When transaction fees rose with NFT popularity, projects adapted by computing a visual asset rather than storing them explicitly. Recently, using infrastructure like Art Blocks and scripty.sol and more (including on Bitcoin), there is a modularity emerging, through which NFTs are becoming more complex and coded from existing on-chain components.
These are cultures and subcultures, dynamically changing, trackable on chain. An NFT project, even if forgotten, never loses such relevance. That relevance can be rediscovered. It lies in wait.
Conclusion: Cultural Raw Material
NFTs are undoubtedly different from Beanie Babies. The technical, financial and cultural features of NFTs seem to me qualitatively different and much expanded. This is especially true of on-chain assets and their associated data.
On-chain projects like this can be forgotten but never lost (though see here for important caveats). They would lie in wait for rediscovery. A fun example, perhaps familiar to many readers, is the lost MoonCats. A very early NFT project, it did not immediately attract much attention. The contract was waiting for new collectors to mint and “rescue” the cats. An account of this agenda describes the communal excitement of such rediscovery:
MoonCat Winter & Rediscovery. MoonCatRescue was developed and released in 2017 by a pair of Ethereum enthusiasts who wanted to explore the possibilities of the early Ethereum network. The project used an on-chain, proof-of-work mining system to allow people to “locate” and “rescue” MoonCats. … Though MoonCats gained a small and passionate following, interest waned. … MoonCats were rediscovered on March 12, 2021. In a bout of MoonCat mania, all of the remaining MoonCats were rescued in just a few hours. On that day — from the grassroots — the MoonCatCommunity was born!

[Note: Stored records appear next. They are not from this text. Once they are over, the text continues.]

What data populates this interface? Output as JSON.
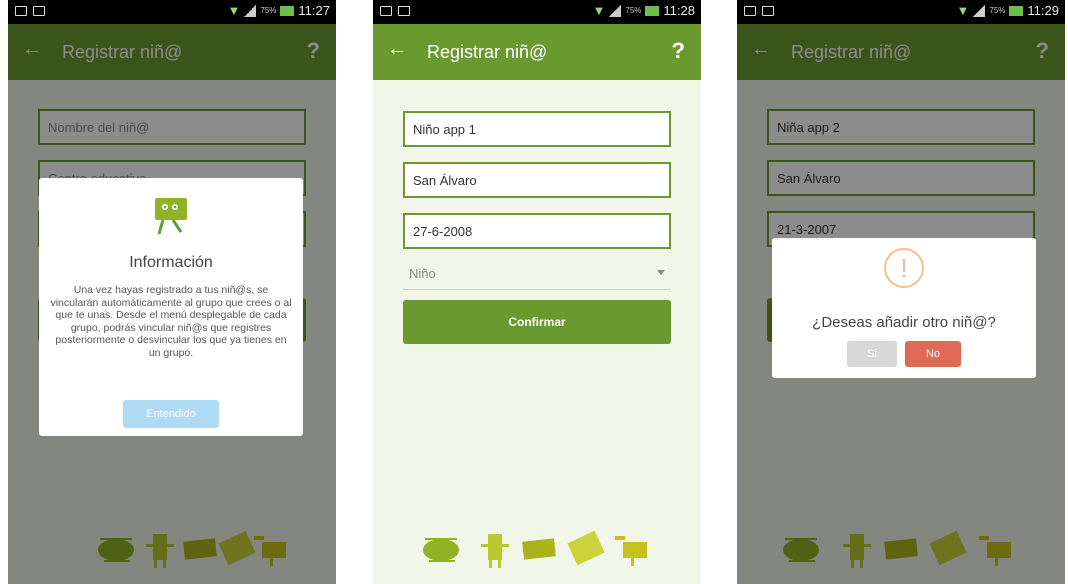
{
  "screens": [
    {
      "status_time": "11:27",
      "battery": "75%",
      "title": "Registrar niñ@",
      "help": "?",
      "fields": [
        "Nombre del niñ@",
        "Centro educativo"
      ],
      "dialog": {
        "title": "Información",
        "body": "Una vez hayas registrado a tus niñ@s, se vincularán automáticamente al grupo que crees o al que te unas. Desde el menú desplegable de cada grupo, podrás vincular niñ@s que registres posteriormente o desvincular los que ya tienes en un grupo.",
        "button": "Entendido"
      }
    },
    {
      "status_time": "11:28",
      "battery": "75%",
      "title": "Registrar niñ@",
      "help": "?",
      "fields": [
        "Niño app 1",
        "San Álvaro",
        "27-6-2008"
      ],
      "dropdown": "Niño",
      "confirm": "Confirmar"
    },
    {
      "status_time": "11:29",
      "battery": "75%",
      "title": "Registrar niñ@",
      "help": "?",
      "fields": [
        "Niña app 2",
        "San Álvaro",
        "21-3-2007"
      ],
      "dialog": {
        "question": "¿Deseas añadir otro niñ@?",
        "yes": "Si",
        "no": "No"
      }
    }
  ],
  "colors": {
    "appbar": "#6a9a2f",
    "background": "#f1f6e9",
    "info_button": "#aedaf4",
    "no_button": "#e06a55",
    "warning": "#f5be8a"
  },
  "icons": [
    "back-arrow-icon",
    "help-icon",
    "warning-icon",
    "mascot-logo-icon"
  ]
}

Upon discovery, a community can cohere around these entities. The project can become a raw material for new cultural dynamics. So this gives NFTs a latent potential. Their encoded data can still influence across remote stretches of time. Their assets, community and dynamics are cultural in nature, especially when they are stored on the chain itself, inspectable and appreciated years after their creation.